5) ADB’s Exploitation of Labor

  • We have experienced that ADB and private companies do not respect labor rights as it has allowed violations of labor standards throughout its projects. This is particularly seen in the example of the Philippines wherein water districts are either privatized or closed off without due consultation with local officials, unionized workers, and local communities.  Therefore, we demand ADB to bring back services to the public sector and introduce more innovative measures of public to public or public to people partnerships on the delivery of public goods and utilities.
  • ADB has still failed to implement Core Labor standards, which has led to fundamental rights violations. Those violations cannot be challenged in the local court systems due to the ADB’s immunity. Therefore, we demand ADB to respect the ILO core labor standards in all its operations and also to stop using the immunity to escape charges of labor rights violations.

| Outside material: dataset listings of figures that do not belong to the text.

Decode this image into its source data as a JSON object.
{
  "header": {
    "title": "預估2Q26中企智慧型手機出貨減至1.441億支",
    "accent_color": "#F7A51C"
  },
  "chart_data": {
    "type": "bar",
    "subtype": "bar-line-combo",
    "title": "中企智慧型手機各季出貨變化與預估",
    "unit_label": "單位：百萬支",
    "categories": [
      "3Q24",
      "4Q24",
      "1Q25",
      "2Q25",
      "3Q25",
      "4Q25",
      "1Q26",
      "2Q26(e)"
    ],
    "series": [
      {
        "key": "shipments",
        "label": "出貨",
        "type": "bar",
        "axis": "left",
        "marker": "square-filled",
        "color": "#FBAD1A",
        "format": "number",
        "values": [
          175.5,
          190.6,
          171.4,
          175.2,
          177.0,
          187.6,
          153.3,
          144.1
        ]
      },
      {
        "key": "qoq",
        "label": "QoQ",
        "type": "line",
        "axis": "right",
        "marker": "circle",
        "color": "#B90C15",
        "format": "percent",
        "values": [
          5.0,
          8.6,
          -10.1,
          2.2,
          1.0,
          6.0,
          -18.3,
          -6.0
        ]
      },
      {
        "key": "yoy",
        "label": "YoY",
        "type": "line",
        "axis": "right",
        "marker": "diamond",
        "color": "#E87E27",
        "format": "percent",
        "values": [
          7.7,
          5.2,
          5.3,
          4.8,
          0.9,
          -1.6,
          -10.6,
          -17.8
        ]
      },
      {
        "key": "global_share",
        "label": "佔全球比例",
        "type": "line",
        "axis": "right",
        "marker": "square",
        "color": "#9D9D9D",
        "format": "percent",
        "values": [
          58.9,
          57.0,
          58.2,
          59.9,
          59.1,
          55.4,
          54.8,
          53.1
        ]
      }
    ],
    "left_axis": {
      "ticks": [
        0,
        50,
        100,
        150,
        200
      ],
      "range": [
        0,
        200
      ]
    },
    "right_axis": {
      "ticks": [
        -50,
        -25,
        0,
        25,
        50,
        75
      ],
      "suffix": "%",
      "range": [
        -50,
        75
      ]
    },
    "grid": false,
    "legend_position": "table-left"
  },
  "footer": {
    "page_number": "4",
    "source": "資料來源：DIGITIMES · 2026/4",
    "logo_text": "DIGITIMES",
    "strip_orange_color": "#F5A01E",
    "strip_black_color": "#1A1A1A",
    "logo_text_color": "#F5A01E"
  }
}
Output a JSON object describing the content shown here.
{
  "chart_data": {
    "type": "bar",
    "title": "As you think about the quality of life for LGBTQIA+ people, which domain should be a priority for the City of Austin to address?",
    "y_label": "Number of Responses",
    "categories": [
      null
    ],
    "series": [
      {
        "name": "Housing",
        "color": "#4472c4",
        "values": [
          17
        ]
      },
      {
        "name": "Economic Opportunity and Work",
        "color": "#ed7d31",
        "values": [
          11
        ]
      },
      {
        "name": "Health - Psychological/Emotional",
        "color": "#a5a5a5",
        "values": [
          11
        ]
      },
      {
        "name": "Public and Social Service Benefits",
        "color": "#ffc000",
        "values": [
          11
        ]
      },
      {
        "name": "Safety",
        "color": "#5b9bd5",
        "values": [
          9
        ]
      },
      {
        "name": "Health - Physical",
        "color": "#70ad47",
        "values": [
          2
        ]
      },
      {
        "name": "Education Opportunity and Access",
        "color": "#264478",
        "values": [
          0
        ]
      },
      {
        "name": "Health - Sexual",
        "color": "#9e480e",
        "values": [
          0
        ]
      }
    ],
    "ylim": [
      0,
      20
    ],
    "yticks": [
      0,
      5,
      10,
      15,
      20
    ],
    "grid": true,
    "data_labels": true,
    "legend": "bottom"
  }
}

6) Social Inclusivity and ADB’s Impacts on Vulnerable Groups

  • There is no genuine participation for vulnerable communities in ADB operations. ADB has no genuine effort at bringing the consultations down to vulnerable groups such as women, the disabled, and indigenous peoples. Particularly in the case of People with Disabilities, ADB has very little mechanism that enforces empowerment and accessibility.
  • Women are more vulnerable to poverty due to relocation projects. Indigenous people also experience violations of their rights rather than the promotion of their welfare particularly in the areas of ancestral domain. Of particular concern are consultations with communities where there have been cases of coercion (militarization). In some situations, CSOs have been labeled as communists, terrorists, and militants illustrating the targeting of critical voices leading to the shrinking of democratic space.   
  • Therefore, we demand that this should be addressed by looking into the “Road to 2030 strategy” of the ADB and putting a stronger emphasis on pursuing the full range of human rights and allowing democratic space for dialogue.   

Asian Peoples Call on Challenging ADB’s Immunity

We further declare that the struggles and evidences above demonstrate that the ADB has failed miserably in its responsibilities to the people of Asia and has no ground to retain its immunity. It is time to call out ADB’s false Immunity claim everywhere across Asia. It has betrayed its trust as a development partner to the borrowing governments and their people and should be held fully responsible for all its actions and impacts.

Therefore, we, the Asian Peoples, call on our governments and people’s representatives to strip ADB’s Immunity and hold it accountable for all its actions against our dignity, our rights, our sovereignty and our mother earth.